「たとえば現象学だが」と書き出してだらだら続けているが、二千文字程度で終わるつもりのことを言うはずだった。それは二十世紀の学問は微妙に政治的な偏向があり、信じられるほど純粋ではないということだった。

 地政学や戦略論という分野があり、古くは「孫子」「墨子」、歴史の形をとっているがトゥキディデスの「戦史」などがこれに当たり、近代ならクラウゼヴィッツの「戦争論」などもある。欧米では今も一つの大きな思考分野として成立している。コリン・グレイやミアシャイマーという著者がいるが、キッシンジャーが地政学という言葉を政治の場で多用した影響が大きいのかもしれない。

 ところが日本では全く本格的な取り組みがない。これは、現代地政学がドイツ発祥とされるからだ。つまりドイツ、帝国をどう拡大するかという観点からハウスホーファーなどがいろいろ書いた、日本は当時の関係からおもにドイツの思想を導入していた。戦争で負けたからこれらがすべて悪で間違っているものとされた。

 言うまでもないと思うが、欧米には欧米の地政学が存在していた。マハン、マッキンダー、スパイクマンと続く系譜だが、シーパワーとランドパワーの戦略の違いを指摘することが軸になっている。マハンは世界を制するのは海洋を制する国であるという観点から述べている。アメリカはしたがって海軍力に力を入れるべきと述べていて、これは楽観論的かもしれない。続く二人はドイツとロシアというランドパワーが結び付くとユーラシア制覇が可能であり、戦略の要諦はこの二か国の結びつきを阻止することであろうとする。幾分悲観論に傾いている。以前は物資を大量に輸送するのは船だけだったのだが、鉄道が引かれたことで内陸国どうしでもそれが可能になったという時代背景がある。

 日本、イギリスは否応なく海洋国家であり、取引によって物資を補うことが必須であるからいやでも自由主義的になる。これに反し大陸にある国は領地を拡大することで国を豊かにできるので専制的であって構わない、そのほうが効率が良い。ざっくりしすぎと思うかもしれないが、先史時代からそのように生きてきたということであって、その気質は残っている。

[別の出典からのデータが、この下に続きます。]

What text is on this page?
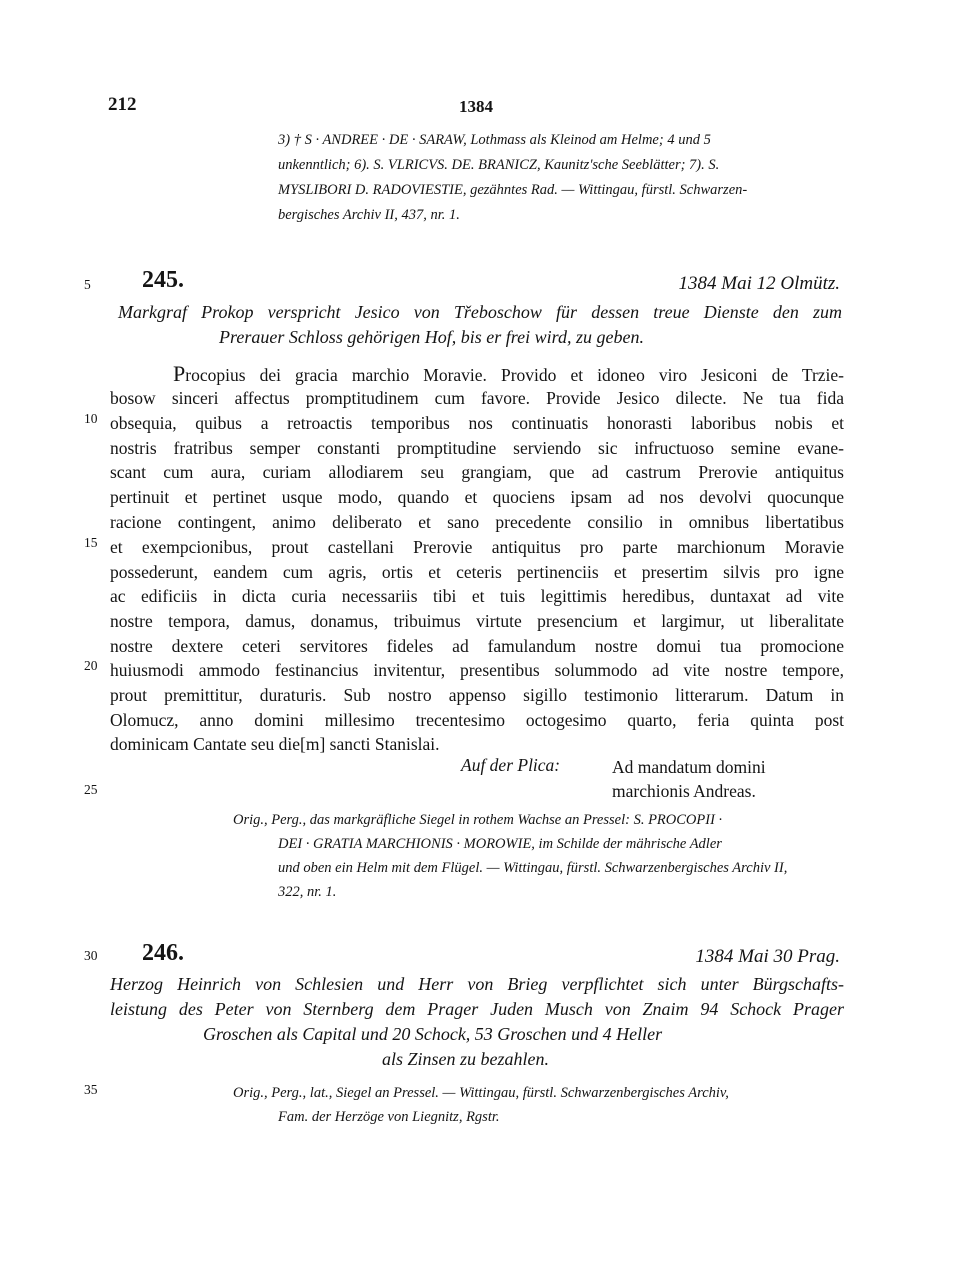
212	1384
3) † S · ANDREE · DE · SARAW, Lothmass als Kleinod am Helme; 4 und 5
unkenntlich; 6). S. VLRICVS. DE. BRANICZ, Kaunitz'sche Seeblätter; 7). S.
MYSLIBORI D. RADOVIESTIE, gezähntes Rad. — Wittingau, fürstl. Schwarzen-
bergisches Archiv II, 437, nr. 1.
5
10
15
20
25
30
35
245.	1384 Mai 12 Olmütz.
Markgraf Prokop verspricht Jesico von Třeboschow für dessen treue Dienste den zum
Prerauer Schloss gehörigen Hof, bis er frei wird, zu geben.
Procopius dei gracia marchio Moravie. Provido et idoneo viro Jesiconi de Trzie-
bosow sinceri affectus promptitudinem cum favore. Provide Jesico dilecte. Ne tua fida
obsequia, quibus a retroactis temporibus nos continuatis honorasti laboribus nobis et
nostris fratribus semper constanti promptitudine serviendo sic infructuoso semine evane-
scant cum aura, curiam allodiarem seu grangiam, que ad castrum Prerovie antiquitus
pertinuit et pertinet usque modo, quando et quociens ipsam ad nos devolvi quocunque
racione contingent, animo deliberato et sano precedente consilio in omnibus libertatibus
et exempcionibus, prout castellani Prerovie antiquitus pro parte marchionum Moravie
possederunt, eandem cum agris, ortis et ceteris pertinenciis et presertim silvis pro igne
ac edificiis in dicta curia necessariis tibi et tuis legittimis heredibus, duntaxat ad vite
nostre tempora, damus, donamus, tribuimus virtute presencium et largimur, ut liberalitate
nostre dextere ceteri servitores fideles ad famulandum nostre domui tua promocione
huiusmodi ammodo festinancius invitentur, presentibus solummodo ad vite nostre tempore,
prout premittitur, duraturis. Sub nostro appenso sigillo testimonio litterarum. Datum in
Olomucz, anno domini millesimo trecentesimo octogesimo quarto, feria quinta post
dominicam Cantate seu die[m] sancti Stanislai.
Auf der Plica:	Ad mandatum domini
marchionis Andreas.
Orig., Perg., das markgräfliche Siegel in rothem Wachse an Pressel: S. PROCOPII ·
DEI · GRATIA MARCHIONIS · MOROWIE, im Schilde der mährische Adler
und oben ein Helm mit dem Flügel. — Wittingau, fürstl. Schwarzenbergisches Archiv II,
322, nr. 1.
246.	1384 Mai 30 Prag.
Herzog Heinrich von Schlesien und Herr von Brieg verpflichtet sich unter Bürgschafts-
leistung des Peter von Sternberg dem Prager Juden Musch von Znaim 94 Schock Prager
Groschen als Capital und 20 Schock, 53 Groschen und 4 Heller
als Zinsen zu bezahlen.
Orig., Perg., lat., Siegel an Pressel. — Wittingau, fürstl. Schwarzenbergisches Archiv,
Fam. der Herzöge von Liegnitz, Rgstr.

 ドイツの志向は簡単に言うと陣取りゲームということになる。英米はどれだけ仲間を作ってゆくかという発想になるだろう。日本が第二次大戦ではもっぱら陣取りゲーム的に動いた。失敗は明らかであると思う。まあ、米が日本をつぶすつもりで最初から動いていた場合、避けられたかどうかはわからないが、一応マッキンダーだったかな、戦後に米は絶対に日本を必要とすると予言している。だから最大の友好国になるはずだ。これを言ったのが真珠湾亜攻撃の直後だったので、ばかばかしいと笑われたが、実際にその通りになった。

 まあ、簡単に言うと、ドイツの地政学が日本に役立つはずはないし、欧米の地政学はその上を行く見識で展開していたのだから、思想の輸入元を間違ったというしかないのだが、羹に懲りて膾を吹くというやつで、地政学はみんなだめということになった。

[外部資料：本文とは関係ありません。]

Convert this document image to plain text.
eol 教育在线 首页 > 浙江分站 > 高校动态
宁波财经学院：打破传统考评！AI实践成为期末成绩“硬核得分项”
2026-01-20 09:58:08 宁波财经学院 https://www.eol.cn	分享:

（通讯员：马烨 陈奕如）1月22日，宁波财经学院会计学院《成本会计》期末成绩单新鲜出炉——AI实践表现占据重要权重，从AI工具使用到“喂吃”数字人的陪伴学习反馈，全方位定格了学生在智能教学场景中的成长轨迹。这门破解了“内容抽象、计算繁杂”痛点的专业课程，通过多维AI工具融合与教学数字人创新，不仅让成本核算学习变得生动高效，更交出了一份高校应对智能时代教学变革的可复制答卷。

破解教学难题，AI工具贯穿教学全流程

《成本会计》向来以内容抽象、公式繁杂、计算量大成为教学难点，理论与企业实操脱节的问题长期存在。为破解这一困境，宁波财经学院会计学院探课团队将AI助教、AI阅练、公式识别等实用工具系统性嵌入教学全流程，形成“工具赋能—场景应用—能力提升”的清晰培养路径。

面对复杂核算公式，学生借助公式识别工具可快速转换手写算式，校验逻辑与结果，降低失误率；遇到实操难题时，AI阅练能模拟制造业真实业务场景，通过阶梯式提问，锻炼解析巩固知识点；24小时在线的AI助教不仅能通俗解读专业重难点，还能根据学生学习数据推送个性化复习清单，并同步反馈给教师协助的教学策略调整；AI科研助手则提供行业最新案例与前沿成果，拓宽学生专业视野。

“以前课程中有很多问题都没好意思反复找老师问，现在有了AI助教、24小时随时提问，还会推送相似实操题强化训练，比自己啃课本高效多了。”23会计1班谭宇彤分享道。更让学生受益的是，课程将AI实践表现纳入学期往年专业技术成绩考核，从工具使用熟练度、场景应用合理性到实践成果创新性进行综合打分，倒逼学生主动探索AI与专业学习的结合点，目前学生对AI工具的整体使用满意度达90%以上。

 これは例としてぴんと来ないか。しかし日本人は昔の名残だか何だか知らないが、どうもドイツの思想に妙に親近感を持ちすぎる。これは何なのだろう。ハイデガーがこれほどあがめられる国は珍しい。彼はどう考えても日本民族を猿と同類に考えている。ドイツ民族至上主義者だ。

 ハイデガーは現存在(人の存在論的な呼称。別に、普通に人と言えばよいのではないか?)の根本的様態を不安と呼ぶ。心理学としての現存在分析によって、ある一個人を語る場合にはそれでよいとして、存在論の次元で現存在そのものにこういう意味付けがなされるのは、いくらなんでもおかしい(どうせ、普通の意味の不安ではないという理屈になるのだろうが)。ここで意味付けされたのは、すでに超越的存在として語られるべき自我であり、そこを中心に展開される理論は普遍性を持ちえぬからである。これもまた、不安を強調するべき時代背景が彼の存在論に紛れ込んでいるのであろう。そしてその不安を超克する一要素が民族的自覚ということになる。いや、戦後の日本がこれを受け入れたくなることは、こう読んでくるとわからないでもない。しかしこれは存在論ではない。